Are there plans to support batching of messages with the PubSub Trigger? For example, instead of calling a recipe once per message I would like to get 10, 20, 30, etc messages from the top of the queue each recipe call. These would be batched and sent to the recipe input either everytime the batch size is achived or however many messages are left in the queue after a max ellapsed time (for example 10 seconds), whichever happens first.
It would be SO GREAT if Workato added this feature. It would solve the problem of having to figure out where to park the data for batching calls.
I guess you could argue that the desired functionality could be achieved by writing to a Lookup Table & then using a recipe to search for, process, then remove the desired number of records. Do you see any limitations there Dan Ferguson?

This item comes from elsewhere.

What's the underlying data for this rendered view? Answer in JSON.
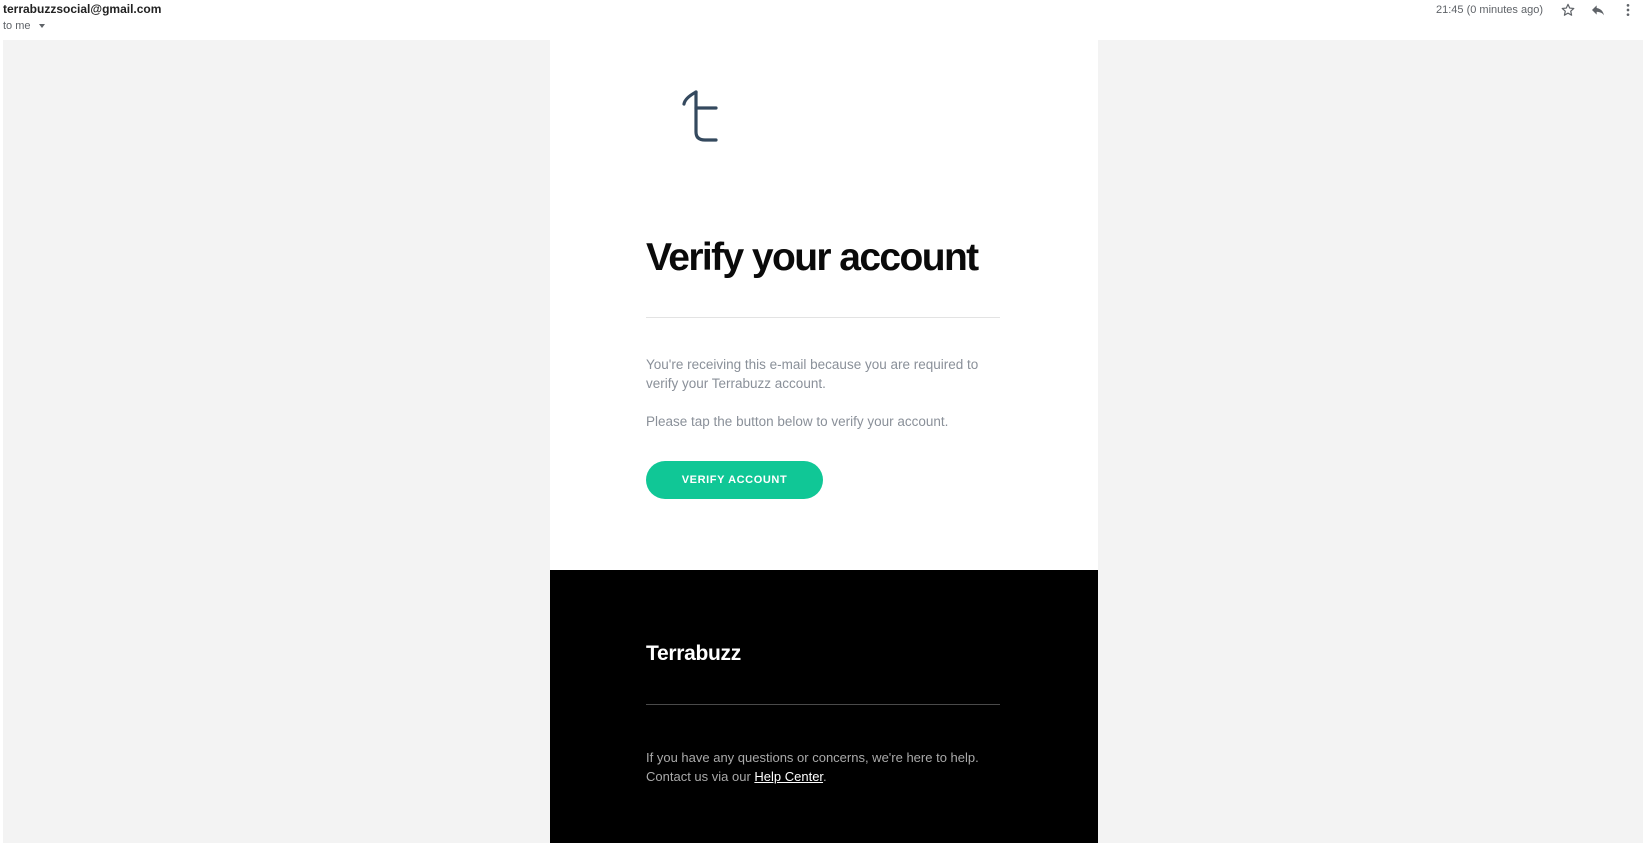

That approach should work fine for a concurrent job count of 1 and until you run up on the lookup table limit. 10k entries is max number of rows in a lookup table and I am not sure how you could handle multiple jobs updating/deleting messages from your "queue" table.
That might be a very nice enhancement!
In the meantime, is it possible in your use case to batch the messages in the Publisher (publish x number of messages in an array), while still operating in near real-time? Of course, you need to be mindful of the Pub-Sub message size limit, which was 64KB but I believe was recently increased to 128K.
We have an interface that runs near real-time (polls every 5 minutes) and it publishes up to 1,000 messages per "Publisher" job. Due to the Pub-Sub message size limitation, we publish only the primary key (PK) for each record. The subscriber receives the 1,000 PKs and calls a helper or utility recipe to retrieve the 1,000 records from the source application, maintaining the Pub-Sub pattern advantage of decoupling source from target. All processing is done in bulk/batch and It runs pretty fast end-to-end. We have concurrency set to 5 for all 3 solution components (the Publisher, the Subcriber and the Utility/Helper recipe). We will be adding a second Subscriber in the coming weeks.
Also, we considered a Datahub approach where the Publisher would write each new/modified event to the hub near real-time and each subscriber would retrieve however they want/need from the Hub (event-driven or batch/bulk, timing/frequency, etc.). However, we opted for the ligher weight solution that I mention above as a full blown datahub, with its requisite on-prem DB components, was not warranted for our requirements.
I should have also mentioned that in our solution, the Publisher is using the New/Updated Batch of Rows SQL Trigger to take advantage of out-of-box Workato capability for cursor management, processing of transactions in order, etc., while also allowing concurrency of Jobs.